The claim of accused-appellant that she was a mere employee of her other
co-accused does not relieve her of liability. An employee of a company or
corporation engaged in illegal recruitment may be held liable as principal,
together with his employer, if it is shown that the employee actively and
consciously participated in illegal recruitment.6 As testified to by the
complainants, accused-appellant was among those who met and transacted with
them regarding the job placement offers. In some instances, she made the effort
to go to their houses to recruit them. She even gave assurances that they would
be able to find employment abroad and leave for Taiwan after the filing of their
applications. Accused-appellant was clearly engaged in recruitment activities,
notwithstanding her gratuitous protestation that her actions were merely done
in the course of her employment as a clerk.
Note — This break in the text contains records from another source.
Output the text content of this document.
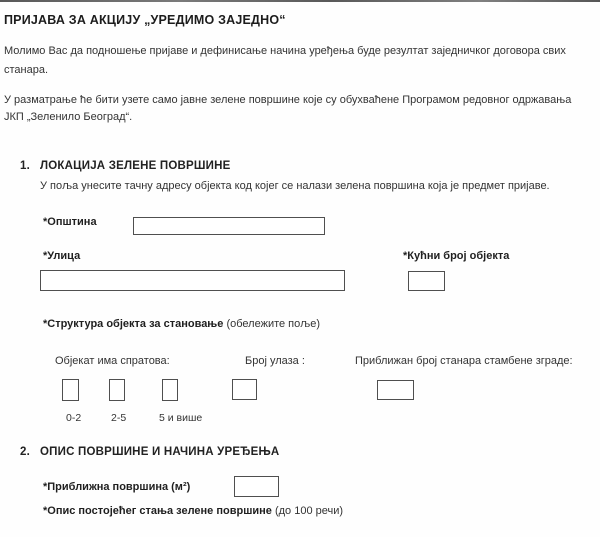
ПРИЈАВА ЗА АКЦИЈУ „УРЕДИМО ЗАЈЕДНО“

Молимо Вас да подношење пријаве и дефинисање начина уређења буде резултат заједничког договора свих станара.

У разматрање ће бити узете само јавне зелене површине које су обухваћене Програмом редовног одржавања ЈКП „Зеленило Београд“.

1. ЛОКАЦИЈА ЗЕЛЕНЕ ПОВРШИНЕ
У поља унесите тачну адресу објекта код којег се налази зелена површина која је предмет пријаве.
*Општина
*Улица	*Кућни број објекта
*Структура објекта за становање (обележите поље)
Објекат има спратова:	Број улаза :	Приближан број станара стамбене зграде:
0-2	2-5	5 и више
2. ОПИС ПОВРШИНЕ И НАЧИНА УРЕЂЕЊА
*Приближна површина (м²)
*Опис постојећег стања зелене површине (до 100 речи)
Accused-appellant cannot claim to
be merely following the dictates of her employers and use good faith as a shield
against criminal liability.

As held in People v. Gutierrez: Appellant cannot escape liability by


claiming that she was not aware that before working for her employer in the
recruitment agency, she should first be registered with the POEA. Illegal
recruitment in large scale ismalum prohibitum, not malum in se. Good faith is
not a defense.

The claim of accused-appellant that she received no payment and that the
payments were handed directly over to her co-accused fails in the face of the
testimony of the complainants that accused-appellant was the one who received
the money. In spite of the receipts having been issued by her co-accused, the
trial court found that payments were directly made to accused-appellant, and
this finding was upheld by the CA. And even if it were true that no money
changed hands, money is not material to a prosecution for illegal recruitment,
as the definition of "recruitment and placement" in the Labor Code includes the
phrase, "whether for profit or not." It was held in People v. Jamilosa that, it was
sufficient that the accused promises or offers for a fee employment to warrant
conviction for illegal recruitment. Accused-appellant made representations that
complainants would receive employment abroad, and this suffices for her
conviction, even if her name does not appear on the receipts issued to
complainants as evidence that payment was made.
ADJUDICATION: The appealed CA Decision was affirmed.